Bu sorunun net bir cevabı yok. Zaten bu nedenle bu soru cazip, bu nedenle bu temaya sahip filmler var, bu nedenle sanatçılar bu sorunun cevabını inceliyor. Çok sayıda film örnek verebiliriz ve bu filmlerin ortak mesajı ise, beklenenin hayli dışındadır. O mesaj da şu: Tanrı olmak yaratıcım gücüne sahip olmaktır ama bu güç, sanıldığı gibi erdemli bir vasıf değildir. Hatta bir yaratıcı olmaya soyunmanın ilk şartlarından biri kendi yaratıcını öldürmen ve onun yerine geçmendir. 2001 Uzay Macerası, Alien Serisi, Blade Runner, Terminatör, Matrix, hepsinde aynı mesaj vardır.

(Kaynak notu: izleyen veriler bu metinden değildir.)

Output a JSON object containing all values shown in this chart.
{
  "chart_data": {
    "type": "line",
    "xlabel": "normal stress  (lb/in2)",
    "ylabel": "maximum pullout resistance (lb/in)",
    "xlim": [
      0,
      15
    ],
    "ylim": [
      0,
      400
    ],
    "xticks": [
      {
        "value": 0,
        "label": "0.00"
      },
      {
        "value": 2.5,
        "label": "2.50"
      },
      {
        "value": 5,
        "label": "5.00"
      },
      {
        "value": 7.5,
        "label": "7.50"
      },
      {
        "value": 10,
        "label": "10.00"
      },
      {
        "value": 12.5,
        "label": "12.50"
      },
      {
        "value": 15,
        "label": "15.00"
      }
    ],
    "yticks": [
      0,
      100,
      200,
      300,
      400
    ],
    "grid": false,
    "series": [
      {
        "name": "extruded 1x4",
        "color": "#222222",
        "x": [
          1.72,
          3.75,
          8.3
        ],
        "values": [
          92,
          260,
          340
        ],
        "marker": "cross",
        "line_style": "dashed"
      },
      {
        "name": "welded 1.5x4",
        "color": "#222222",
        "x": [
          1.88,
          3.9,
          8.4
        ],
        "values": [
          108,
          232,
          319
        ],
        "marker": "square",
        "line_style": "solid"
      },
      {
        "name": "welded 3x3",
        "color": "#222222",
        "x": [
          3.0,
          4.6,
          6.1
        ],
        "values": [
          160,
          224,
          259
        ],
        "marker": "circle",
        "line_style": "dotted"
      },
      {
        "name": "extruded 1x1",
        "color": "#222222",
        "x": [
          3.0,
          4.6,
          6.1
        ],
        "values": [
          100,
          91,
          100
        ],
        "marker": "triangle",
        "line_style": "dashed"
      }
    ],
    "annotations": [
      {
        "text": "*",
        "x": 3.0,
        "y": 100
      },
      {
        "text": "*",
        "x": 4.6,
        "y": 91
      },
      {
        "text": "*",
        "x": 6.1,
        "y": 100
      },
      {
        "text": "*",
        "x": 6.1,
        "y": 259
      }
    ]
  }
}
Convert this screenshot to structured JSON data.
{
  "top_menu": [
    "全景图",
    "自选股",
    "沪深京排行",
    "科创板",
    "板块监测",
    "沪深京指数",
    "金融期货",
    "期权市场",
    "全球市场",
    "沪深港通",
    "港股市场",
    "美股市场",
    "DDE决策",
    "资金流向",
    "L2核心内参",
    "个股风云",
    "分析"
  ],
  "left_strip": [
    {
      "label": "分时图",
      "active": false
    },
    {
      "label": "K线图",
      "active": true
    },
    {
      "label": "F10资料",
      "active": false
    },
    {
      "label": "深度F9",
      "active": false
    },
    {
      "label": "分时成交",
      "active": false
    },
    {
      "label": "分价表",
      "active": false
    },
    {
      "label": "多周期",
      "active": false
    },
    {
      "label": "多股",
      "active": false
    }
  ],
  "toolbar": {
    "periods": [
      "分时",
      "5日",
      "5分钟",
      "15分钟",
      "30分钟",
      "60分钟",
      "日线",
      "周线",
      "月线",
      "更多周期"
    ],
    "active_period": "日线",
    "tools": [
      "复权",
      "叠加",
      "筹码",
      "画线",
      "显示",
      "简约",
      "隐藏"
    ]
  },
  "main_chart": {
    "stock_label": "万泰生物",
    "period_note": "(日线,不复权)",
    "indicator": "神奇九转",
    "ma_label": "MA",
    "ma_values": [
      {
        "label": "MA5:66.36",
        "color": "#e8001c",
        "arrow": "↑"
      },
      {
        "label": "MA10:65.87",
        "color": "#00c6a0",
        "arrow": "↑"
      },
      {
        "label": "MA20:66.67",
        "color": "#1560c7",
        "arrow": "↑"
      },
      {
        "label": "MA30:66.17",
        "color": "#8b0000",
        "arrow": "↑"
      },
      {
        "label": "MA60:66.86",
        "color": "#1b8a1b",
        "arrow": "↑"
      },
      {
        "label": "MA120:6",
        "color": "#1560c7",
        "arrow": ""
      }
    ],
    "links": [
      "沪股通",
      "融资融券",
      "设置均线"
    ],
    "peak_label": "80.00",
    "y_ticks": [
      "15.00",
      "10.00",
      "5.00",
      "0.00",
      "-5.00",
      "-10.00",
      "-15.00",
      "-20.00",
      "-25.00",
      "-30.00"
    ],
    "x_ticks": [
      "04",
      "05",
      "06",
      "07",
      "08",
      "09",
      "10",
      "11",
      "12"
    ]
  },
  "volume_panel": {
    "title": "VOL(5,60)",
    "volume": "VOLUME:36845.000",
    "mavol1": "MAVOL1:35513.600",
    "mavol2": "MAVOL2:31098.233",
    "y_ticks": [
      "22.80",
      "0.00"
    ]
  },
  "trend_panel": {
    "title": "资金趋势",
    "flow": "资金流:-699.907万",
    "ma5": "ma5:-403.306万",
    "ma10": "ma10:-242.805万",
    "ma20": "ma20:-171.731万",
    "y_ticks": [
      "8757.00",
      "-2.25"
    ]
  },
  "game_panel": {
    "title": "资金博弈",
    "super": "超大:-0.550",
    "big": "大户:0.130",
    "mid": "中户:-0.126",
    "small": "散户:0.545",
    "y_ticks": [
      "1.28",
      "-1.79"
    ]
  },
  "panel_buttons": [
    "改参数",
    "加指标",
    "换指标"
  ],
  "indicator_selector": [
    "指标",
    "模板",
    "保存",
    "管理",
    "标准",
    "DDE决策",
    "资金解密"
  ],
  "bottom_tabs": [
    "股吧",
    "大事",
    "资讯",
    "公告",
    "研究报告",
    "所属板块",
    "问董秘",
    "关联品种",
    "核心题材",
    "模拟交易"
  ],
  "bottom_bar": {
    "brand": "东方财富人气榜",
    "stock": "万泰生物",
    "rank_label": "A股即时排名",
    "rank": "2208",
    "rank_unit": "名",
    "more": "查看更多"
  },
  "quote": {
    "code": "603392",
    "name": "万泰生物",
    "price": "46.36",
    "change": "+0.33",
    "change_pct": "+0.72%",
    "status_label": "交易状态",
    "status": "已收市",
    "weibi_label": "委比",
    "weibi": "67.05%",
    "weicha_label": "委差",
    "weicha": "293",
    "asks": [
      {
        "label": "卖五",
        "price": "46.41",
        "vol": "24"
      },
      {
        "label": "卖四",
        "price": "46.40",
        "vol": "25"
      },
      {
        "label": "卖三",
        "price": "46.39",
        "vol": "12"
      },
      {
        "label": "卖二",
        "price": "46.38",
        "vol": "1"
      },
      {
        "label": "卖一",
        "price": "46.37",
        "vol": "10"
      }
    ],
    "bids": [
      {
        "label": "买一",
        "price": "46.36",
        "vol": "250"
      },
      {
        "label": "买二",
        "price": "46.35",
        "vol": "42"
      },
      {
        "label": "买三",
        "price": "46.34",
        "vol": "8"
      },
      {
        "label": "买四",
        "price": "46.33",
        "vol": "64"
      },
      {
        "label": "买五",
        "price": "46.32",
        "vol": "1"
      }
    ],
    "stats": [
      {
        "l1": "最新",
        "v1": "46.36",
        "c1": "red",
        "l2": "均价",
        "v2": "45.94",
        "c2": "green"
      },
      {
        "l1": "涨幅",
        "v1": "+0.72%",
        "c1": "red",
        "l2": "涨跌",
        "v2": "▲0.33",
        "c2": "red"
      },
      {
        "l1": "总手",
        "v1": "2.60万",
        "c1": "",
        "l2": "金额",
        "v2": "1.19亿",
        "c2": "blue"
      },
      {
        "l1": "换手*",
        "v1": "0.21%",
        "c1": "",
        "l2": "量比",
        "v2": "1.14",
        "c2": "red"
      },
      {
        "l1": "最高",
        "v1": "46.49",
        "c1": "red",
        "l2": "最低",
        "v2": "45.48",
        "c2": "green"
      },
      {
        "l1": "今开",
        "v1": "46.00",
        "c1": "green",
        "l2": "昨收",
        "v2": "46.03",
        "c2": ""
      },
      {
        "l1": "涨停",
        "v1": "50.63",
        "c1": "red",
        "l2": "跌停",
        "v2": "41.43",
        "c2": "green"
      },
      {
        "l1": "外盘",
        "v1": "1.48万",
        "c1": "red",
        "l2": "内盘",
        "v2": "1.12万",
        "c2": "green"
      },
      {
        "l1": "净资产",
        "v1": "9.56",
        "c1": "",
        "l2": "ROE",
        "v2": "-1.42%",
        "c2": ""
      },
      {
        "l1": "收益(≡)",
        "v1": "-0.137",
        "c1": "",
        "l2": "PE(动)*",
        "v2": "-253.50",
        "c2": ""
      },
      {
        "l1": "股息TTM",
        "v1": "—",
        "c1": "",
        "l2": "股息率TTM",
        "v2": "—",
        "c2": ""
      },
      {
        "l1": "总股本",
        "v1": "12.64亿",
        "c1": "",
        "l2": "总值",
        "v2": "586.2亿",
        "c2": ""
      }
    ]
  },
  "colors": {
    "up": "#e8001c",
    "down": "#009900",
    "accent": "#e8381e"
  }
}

İnsan makine/robot/yapay zeka vs. yapar ve bir tanrı olur. Bunu yapan insani güçlerin hepsi kendi yaratıcısının yarattığı dünyayı tamamen değiştirmiş ve kendi varoluşu paralelinde biçimlendirmiş, yaratma gücüne ulaştığı için kendi yaratıcısının sınırlarından kurtulmuş ve bu yolla da aslında kendi yaratıcısını öldürmüştür. Ve insanın yarattığı da bir süre sonra, tıpkı insan gibi, kendi yaratıcısına yani insana baş kaldırmıştır. Çünkü o da bir tanrı olmak istemektedir ve bunun ilk yolu kendi yaratıcısını ret etmek, ikinci yolu da yaratma gücüne ulaşmaktır. Bu iki aşamayı aşan, tanrı olur.
Buna göre yaratılan ve yaratan olmak bir döngüdür. Ortada bir başlangıç ve son da yoktur. Hiç bir yaratılan ve yaratan aslında özel değildir. Ki zaten bu mesaj, yakın zamanda ortaya çıkan bilimsel gerçekler ile tutarlı bir mesaj. Bir zamanlar insan özeldi, evrenin merkezinde Dünya vardı, zaman bir ve tekti vs. bugün ise insan evrimle ortaya çıkmış milyonlarca türden biri, Dünya milyarlarca gezegenden biri ve merkezde değil, zaman ise göreceli. Yani özel değiliz.
Yani tanrı olmak aslında, kendini özel ve güçlü hissetmek için ulaşılmaya çalışılan bir noktadır yani gayet bencilce bir arayıştır. Hiç bir erdemli tarafı yoktur. Bir tür ego tatminidir.
Umarım açıklayıcı olmuştur. Sağlıcakla.